Rust, typed: traits and trait objects

What is a trait?

In Rust, a trait is a group of associated types, functions, and methods that a concrete type may implement. It defines a sort-of abstract interface that can be used to indirectly refer to some behaviour of the full type. After definition and implementation, a trait may be used as a bound on a generic type or as an entirely stand-alone object called a trait object.

What is a trait bound?

When using a generic type, it may be necessary to require it to implement the interface of a given type. These requirements are called trait bounds. Only by setting a trait bound on a generic type will it then be safe to use the interface of a trait through the implementing type. When using generic types with trait bounds, the implementing type will still be known directly to the generic code. This erasure of traits into types is called monomorphization.

trait MyTrait {
   fn do_something(&self);
}
struct MyType;
impl MyTrait for MyType {
   fn do_something(&self) {
      println!("do");
   }
}
fn f<T: MyTrait>(t: T) {
   t.do_something();
}

fn main() {
   f(MyType{});
}

What is a trait object?

When you want to avoid monomorphization of code, or when it is impossible to access the implementing type, you may want to use a feature called trait objects. A trait object is a dynamic interface to a type's implemented traits that does not require knowledge of the underlying type.
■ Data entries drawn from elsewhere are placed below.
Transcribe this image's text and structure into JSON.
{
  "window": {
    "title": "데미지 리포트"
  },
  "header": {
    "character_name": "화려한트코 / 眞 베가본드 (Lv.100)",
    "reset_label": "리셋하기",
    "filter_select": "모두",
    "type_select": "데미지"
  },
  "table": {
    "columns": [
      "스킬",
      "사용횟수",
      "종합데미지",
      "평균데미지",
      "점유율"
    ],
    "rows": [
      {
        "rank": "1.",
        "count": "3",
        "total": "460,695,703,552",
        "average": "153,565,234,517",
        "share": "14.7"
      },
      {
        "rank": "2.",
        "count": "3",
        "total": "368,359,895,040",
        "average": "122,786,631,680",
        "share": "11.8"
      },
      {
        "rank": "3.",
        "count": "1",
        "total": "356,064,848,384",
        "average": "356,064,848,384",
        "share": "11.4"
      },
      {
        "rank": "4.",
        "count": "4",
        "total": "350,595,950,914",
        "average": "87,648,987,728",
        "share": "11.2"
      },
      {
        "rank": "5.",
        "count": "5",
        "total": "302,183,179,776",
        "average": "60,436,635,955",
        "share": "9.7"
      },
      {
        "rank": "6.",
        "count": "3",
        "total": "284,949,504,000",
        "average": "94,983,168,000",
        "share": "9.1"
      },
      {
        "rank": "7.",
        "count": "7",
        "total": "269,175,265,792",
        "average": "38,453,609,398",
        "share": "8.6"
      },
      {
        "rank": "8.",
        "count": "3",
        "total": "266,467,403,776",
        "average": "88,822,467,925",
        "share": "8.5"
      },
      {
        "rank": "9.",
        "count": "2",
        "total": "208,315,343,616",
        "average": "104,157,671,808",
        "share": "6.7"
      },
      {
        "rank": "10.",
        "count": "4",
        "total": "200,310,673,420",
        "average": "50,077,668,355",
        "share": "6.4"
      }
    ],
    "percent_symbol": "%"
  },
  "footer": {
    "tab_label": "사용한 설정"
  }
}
This is often referred to simply as a dynamic type.

trait MyTrait {
   fn do_something(&self);
}
struct MyType;
impl MyTrait for MyType {
   fn do_something(&self) {
      println!("do");
   }
}
fn f(t: Box<dyn MyTrait>) {
   t.do_something();
}

fn main() {
   f(Box::new(MyType{}));
}

These two patterns account for most of the type complexity of Rust. If you understand both, then you should be well on your way to understanding most code that is written in Rust.